The lender resumed what is expected to be several hundred job cuts recently and is looking for further ways to shed costs. It also is seeking to “reskill” workers whose jobs are changed by automation as it seeks to enhance its digital capabilities.

In November, Standard Chartered said it would allow employees in nine markets, including Hong Kong, to apply for formal flexible working arrangements beginning this year as it seeks to capitalise on its success of work-from-home arrangements during the pandemic. That could include splitting time between Standard Chartered’s offices, at home or co-working facilities closer to their residences.
Local media also reported in February that it did not intend to renew its leases on eight floors in its main office in Hong Kong.
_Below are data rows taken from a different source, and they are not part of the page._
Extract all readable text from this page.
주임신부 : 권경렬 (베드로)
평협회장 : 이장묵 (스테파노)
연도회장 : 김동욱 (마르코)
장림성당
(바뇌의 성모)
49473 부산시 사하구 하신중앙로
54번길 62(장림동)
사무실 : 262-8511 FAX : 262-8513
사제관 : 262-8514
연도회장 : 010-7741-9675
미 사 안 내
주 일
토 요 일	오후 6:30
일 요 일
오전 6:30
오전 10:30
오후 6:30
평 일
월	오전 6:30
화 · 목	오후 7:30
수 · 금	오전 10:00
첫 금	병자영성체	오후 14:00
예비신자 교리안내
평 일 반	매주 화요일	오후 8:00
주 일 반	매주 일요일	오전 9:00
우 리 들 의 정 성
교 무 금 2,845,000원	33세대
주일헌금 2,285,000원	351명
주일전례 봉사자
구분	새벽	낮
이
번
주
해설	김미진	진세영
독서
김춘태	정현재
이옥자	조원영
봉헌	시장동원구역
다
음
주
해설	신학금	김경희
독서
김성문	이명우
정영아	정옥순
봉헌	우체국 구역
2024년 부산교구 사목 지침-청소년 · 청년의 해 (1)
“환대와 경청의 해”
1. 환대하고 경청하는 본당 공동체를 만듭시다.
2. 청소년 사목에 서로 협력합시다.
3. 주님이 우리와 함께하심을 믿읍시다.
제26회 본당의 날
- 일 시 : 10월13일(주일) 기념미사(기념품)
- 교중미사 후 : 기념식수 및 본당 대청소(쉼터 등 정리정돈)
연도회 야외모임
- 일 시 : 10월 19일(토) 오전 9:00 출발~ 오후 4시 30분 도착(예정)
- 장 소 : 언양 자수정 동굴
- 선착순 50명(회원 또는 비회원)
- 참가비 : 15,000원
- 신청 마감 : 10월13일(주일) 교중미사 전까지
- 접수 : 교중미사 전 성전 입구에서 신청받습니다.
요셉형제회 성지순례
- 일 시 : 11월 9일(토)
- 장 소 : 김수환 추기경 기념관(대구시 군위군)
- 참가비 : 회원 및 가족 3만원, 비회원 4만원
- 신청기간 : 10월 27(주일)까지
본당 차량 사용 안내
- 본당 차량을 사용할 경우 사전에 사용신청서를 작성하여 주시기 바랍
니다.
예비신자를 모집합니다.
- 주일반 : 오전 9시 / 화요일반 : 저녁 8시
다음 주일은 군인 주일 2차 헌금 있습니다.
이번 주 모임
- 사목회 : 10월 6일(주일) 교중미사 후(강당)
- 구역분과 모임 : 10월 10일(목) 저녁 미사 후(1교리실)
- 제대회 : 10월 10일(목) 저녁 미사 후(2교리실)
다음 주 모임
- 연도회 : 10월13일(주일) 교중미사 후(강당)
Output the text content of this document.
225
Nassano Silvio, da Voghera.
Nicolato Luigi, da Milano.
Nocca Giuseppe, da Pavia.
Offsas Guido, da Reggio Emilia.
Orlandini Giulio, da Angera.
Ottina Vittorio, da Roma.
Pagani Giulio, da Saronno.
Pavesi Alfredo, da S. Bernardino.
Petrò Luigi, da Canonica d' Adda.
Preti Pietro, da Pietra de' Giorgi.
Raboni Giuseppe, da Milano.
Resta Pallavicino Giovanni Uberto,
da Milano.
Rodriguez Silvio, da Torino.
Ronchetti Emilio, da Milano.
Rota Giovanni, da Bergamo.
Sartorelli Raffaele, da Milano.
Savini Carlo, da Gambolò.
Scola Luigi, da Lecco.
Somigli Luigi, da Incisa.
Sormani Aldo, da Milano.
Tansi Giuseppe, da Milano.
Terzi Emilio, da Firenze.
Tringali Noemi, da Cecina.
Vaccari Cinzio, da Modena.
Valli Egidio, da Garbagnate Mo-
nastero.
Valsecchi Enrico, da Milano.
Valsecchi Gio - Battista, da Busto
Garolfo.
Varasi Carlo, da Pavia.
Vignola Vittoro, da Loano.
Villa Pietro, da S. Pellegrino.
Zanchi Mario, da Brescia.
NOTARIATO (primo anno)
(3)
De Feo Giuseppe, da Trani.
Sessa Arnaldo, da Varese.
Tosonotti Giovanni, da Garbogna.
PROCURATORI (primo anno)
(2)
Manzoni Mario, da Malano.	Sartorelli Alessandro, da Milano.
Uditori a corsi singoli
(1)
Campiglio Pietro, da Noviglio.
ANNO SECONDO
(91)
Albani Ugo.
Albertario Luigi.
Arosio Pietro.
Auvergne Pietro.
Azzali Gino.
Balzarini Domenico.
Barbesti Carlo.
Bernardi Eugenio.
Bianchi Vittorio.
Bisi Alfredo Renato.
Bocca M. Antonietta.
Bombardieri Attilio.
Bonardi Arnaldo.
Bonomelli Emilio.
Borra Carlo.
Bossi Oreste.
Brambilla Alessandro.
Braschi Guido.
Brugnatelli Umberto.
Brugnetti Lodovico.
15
The company employs about 6,000 people in Hong Kong, its largest market.

Andy Halford, the bank’s chief financial officer, said he expected the bank could reduce its office footprint by as much as a third in about four years’ time.

“Our sense is that over a period there should be quite a significant opportunity to reduce the space that we actually occupy ourselves,” Halford said. “The cost benefit on that will depend on leases, lease break clauses, renewals. There may be some cost involved in accelerating those processes.